The ML specialist needs to fix the performance issue so that researchers can experience less latency when performing inference from their devices.
Which action should the ML specialist take to meet this requirement?
Answer options
- A. Change the endpoint instance to an ml.t3 burstable instance with the same vCPU number as the ml.m5.xlarge instance has.
- B. Attach an Amazon Elastic Inference ml.eia2.medium accelerator to the endpoint instance.
- C. Enable Amazon SageMaker Autopilot to automatically tune performance of the model.

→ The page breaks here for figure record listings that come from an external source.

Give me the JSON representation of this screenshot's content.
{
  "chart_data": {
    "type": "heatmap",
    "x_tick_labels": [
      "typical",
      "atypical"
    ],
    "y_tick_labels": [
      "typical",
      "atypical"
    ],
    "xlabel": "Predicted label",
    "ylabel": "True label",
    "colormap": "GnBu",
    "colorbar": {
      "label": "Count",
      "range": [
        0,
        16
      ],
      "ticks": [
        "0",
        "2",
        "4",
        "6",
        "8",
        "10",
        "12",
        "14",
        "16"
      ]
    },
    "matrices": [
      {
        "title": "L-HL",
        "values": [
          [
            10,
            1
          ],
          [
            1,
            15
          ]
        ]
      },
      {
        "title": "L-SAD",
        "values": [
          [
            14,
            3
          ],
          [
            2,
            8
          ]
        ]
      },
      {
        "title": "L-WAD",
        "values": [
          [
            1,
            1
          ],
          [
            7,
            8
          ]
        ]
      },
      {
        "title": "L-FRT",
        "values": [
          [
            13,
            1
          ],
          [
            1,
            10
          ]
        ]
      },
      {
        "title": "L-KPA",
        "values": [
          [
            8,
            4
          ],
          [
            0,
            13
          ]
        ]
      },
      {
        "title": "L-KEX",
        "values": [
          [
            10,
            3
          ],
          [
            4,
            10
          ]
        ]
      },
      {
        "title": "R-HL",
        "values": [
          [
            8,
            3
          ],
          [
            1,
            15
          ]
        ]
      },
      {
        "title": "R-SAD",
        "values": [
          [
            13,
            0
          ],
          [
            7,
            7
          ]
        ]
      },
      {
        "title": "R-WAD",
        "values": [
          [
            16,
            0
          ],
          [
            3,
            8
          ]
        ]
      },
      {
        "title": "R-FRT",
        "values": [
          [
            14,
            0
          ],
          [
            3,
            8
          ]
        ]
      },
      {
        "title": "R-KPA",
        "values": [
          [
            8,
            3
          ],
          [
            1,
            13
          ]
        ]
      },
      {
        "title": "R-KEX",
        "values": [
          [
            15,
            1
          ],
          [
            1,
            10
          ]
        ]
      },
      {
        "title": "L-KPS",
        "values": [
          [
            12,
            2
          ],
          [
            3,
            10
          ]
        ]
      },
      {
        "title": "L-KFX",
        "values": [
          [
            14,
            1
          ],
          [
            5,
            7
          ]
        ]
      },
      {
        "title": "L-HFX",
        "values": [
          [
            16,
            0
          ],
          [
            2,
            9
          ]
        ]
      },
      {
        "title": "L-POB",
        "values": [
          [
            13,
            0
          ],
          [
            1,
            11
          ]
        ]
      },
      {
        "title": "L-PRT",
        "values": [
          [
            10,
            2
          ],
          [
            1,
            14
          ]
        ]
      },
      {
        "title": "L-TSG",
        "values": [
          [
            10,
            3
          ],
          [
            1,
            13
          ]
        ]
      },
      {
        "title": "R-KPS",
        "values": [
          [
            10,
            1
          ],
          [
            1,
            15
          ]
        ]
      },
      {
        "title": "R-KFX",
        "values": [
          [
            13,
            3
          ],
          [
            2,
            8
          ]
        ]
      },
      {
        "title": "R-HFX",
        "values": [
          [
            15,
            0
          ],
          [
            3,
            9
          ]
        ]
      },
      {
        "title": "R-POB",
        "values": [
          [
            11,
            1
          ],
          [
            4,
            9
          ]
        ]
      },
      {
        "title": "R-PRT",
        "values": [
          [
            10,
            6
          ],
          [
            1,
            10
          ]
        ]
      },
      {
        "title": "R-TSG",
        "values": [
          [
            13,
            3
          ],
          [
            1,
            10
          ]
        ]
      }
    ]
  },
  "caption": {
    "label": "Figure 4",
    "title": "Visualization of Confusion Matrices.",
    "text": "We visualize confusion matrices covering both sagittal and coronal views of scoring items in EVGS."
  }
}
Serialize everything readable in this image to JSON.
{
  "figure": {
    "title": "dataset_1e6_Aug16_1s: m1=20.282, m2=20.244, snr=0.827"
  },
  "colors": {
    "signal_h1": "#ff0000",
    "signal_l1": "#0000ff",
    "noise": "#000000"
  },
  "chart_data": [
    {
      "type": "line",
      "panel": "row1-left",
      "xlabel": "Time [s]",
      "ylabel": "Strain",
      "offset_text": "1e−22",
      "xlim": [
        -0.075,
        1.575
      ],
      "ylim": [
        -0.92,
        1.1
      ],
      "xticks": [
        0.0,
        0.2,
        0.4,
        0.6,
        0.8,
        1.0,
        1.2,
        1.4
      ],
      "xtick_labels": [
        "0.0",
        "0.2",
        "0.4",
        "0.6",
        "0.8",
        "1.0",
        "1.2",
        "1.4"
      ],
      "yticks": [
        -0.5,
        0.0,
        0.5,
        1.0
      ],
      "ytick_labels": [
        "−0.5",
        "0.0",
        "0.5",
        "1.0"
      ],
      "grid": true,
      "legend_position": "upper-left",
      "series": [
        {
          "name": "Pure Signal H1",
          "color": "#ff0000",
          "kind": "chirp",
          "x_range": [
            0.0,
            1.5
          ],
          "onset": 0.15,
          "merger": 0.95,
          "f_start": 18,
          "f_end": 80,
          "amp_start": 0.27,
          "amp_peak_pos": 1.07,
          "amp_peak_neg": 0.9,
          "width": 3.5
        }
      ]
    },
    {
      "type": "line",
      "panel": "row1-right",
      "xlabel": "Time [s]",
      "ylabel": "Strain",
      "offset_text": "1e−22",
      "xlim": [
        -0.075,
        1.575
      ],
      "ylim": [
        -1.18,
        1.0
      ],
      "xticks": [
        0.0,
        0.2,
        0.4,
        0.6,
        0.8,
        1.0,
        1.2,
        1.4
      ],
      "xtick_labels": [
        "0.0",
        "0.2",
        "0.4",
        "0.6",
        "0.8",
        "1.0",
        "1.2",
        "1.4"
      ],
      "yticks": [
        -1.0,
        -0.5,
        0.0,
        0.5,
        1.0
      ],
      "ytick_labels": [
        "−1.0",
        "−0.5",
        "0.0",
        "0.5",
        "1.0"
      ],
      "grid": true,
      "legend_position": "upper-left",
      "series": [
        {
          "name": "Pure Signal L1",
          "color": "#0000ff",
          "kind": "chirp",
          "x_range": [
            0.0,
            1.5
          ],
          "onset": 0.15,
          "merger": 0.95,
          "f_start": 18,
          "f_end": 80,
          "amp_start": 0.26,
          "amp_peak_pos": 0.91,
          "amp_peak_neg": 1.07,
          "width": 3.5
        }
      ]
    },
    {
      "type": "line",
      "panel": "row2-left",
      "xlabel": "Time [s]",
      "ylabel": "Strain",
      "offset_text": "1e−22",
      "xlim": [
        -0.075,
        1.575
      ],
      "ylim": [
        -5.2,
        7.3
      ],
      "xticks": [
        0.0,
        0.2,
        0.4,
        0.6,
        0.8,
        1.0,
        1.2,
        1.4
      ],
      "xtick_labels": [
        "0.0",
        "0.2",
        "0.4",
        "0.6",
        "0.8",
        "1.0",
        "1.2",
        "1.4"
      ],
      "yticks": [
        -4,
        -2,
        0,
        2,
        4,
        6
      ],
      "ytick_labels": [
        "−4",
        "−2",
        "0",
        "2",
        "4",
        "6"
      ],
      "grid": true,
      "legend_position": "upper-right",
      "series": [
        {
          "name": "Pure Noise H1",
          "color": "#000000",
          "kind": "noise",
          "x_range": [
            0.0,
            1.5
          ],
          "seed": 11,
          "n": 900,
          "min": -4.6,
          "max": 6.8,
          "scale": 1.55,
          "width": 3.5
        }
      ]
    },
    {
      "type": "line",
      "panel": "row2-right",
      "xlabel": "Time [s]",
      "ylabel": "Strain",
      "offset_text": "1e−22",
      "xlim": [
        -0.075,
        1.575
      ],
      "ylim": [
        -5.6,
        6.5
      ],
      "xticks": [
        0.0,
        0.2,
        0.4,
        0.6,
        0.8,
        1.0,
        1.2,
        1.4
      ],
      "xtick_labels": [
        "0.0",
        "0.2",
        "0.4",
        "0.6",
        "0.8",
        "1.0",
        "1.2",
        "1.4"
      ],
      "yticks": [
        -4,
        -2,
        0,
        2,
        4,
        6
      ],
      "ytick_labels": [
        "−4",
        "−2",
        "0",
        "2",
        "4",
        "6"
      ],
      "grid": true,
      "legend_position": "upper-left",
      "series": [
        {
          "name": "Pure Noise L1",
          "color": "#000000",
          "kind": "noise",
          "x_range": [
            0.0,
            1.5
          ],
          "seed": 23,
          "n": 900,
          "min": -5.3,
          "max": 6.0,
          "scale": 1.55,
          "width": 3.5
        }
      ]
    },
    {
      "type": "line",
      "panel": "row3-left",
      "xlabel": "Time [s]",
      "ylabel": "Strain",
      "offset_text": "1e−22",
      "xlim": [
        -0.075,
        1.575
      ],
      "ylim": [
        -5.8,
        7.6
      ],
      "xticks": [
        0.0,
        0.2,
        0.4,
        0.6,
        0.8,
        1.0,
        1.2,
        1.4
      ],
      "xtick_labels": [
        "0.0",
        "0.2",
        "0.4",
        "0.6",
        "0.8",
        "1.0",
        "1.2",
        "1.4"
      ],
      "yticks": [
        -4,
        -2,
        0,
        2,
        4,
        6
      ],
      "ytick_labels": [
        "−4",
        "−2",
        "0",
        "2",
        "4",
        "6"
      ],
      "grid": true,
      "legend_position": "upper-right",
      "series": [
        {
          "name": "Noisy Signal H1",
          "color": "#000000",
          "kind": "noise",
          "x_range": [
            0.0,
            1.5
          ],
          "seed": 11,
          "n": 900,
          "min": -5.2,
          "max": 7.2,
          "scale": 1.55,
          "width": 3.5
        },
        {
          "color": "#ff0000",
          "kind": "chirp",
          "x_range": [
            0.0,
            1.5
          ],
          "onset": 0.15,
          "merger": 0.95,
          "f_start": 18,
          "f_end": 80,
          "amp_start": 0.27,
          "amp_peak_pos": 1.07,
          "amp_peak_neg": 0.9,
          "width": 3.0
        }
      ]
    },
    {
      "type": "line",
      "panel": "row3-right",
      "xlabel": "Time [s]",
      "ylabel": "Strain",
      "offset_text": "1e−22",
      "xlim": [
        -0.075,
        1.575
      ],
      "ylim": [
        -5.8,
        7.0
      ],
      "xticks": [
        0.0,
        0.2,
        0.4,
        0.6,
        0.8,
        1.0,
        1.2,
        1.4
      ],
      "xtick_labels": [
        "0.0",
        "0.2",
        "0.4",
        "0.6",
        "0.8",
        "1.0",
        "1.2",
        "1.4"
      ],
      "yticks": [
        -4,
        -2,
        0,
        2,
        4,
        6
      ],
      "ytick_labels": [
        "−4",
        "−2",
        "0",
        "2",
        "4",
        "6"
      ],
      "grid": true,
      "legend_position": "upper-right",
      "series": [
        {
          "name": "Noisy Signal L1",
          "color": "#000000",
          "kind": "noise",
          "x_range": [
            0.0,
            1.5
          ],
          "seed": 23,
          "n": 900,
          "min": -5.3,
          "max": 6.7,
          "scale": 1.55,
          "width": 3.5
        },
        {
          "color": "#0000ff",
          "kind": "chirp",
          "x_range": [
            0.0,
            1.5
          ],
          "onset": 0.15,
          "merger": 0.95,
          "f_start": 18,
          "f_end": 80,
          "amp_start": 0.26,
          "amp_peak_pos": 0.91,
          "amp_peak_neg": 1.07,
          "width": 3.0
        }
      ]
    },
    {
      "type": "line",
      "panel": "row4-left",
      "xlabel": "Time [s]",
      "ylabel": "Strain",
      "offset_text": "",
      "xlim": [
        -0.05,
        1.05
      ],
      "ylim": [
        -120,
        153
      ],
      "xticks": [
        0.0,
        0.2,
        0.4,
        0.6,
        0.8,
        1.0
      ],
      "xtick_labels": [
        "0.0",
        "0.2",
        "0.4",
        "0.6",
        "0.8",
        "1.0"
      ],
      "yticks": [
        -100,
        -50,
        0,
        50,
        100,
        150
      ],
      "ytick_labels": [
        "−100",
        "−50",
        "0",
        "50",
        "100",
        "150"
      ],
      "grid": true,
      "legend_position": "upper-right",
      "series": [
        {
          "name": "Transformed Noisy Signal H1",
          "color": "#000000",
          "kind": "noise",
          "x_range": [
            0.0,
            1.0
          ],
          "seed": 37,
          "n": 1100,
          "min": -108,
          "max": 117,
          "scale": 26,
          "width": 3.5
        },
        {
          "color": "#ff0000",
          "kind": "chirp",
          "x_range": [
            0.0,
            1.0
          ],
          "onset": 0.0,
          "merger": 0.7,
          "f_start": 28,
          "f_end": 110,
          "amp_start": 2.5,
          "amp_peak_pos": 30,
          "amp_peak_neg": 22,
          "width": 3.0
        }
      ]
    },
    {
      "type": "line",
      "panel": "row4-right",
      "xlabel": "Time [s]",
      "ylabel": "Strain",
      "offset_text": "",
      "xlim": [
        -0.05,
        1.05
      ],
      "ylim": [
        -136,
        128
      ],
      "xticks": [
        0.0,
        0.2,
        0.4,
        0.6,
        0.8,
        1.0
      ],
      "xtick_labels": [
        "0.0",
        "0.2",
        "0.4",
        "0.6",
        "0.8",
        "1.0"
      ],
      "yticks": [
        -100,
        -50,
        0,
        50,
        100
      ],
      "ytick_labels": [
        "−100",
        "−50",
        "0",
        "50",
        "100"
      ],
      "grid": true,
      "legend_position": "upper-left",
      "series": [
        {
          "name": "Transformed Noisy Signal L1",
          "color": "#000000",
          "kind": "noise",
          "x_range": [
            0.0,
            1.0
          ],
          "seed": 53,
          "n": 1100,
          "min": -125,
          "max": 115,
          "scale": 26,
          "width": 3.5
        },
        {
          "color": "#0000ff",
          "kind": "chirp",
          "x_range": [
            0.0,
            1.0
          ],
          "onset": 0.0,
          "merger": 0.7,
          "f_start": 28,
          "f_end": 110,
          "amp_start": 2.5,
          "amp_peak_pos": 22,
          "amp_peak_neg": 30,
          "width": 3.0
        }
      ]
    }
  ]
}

- D. Change the endpoint instance to use a memory optimized ML instance.
Correct answer: B
Explanation
The correct answer is B because attaching an Amazon Elastic Inference accelerator can enhance the performance of the model by providing additional GPU resources specifically for inference tasks, which helps reduce latency. Options A and D may not provide the necessary performance boost needed for high concurrency, while C does not directly address the immediate latency issue since Autopilot is more oriented towards model training and tuning rather than real-time inference performance.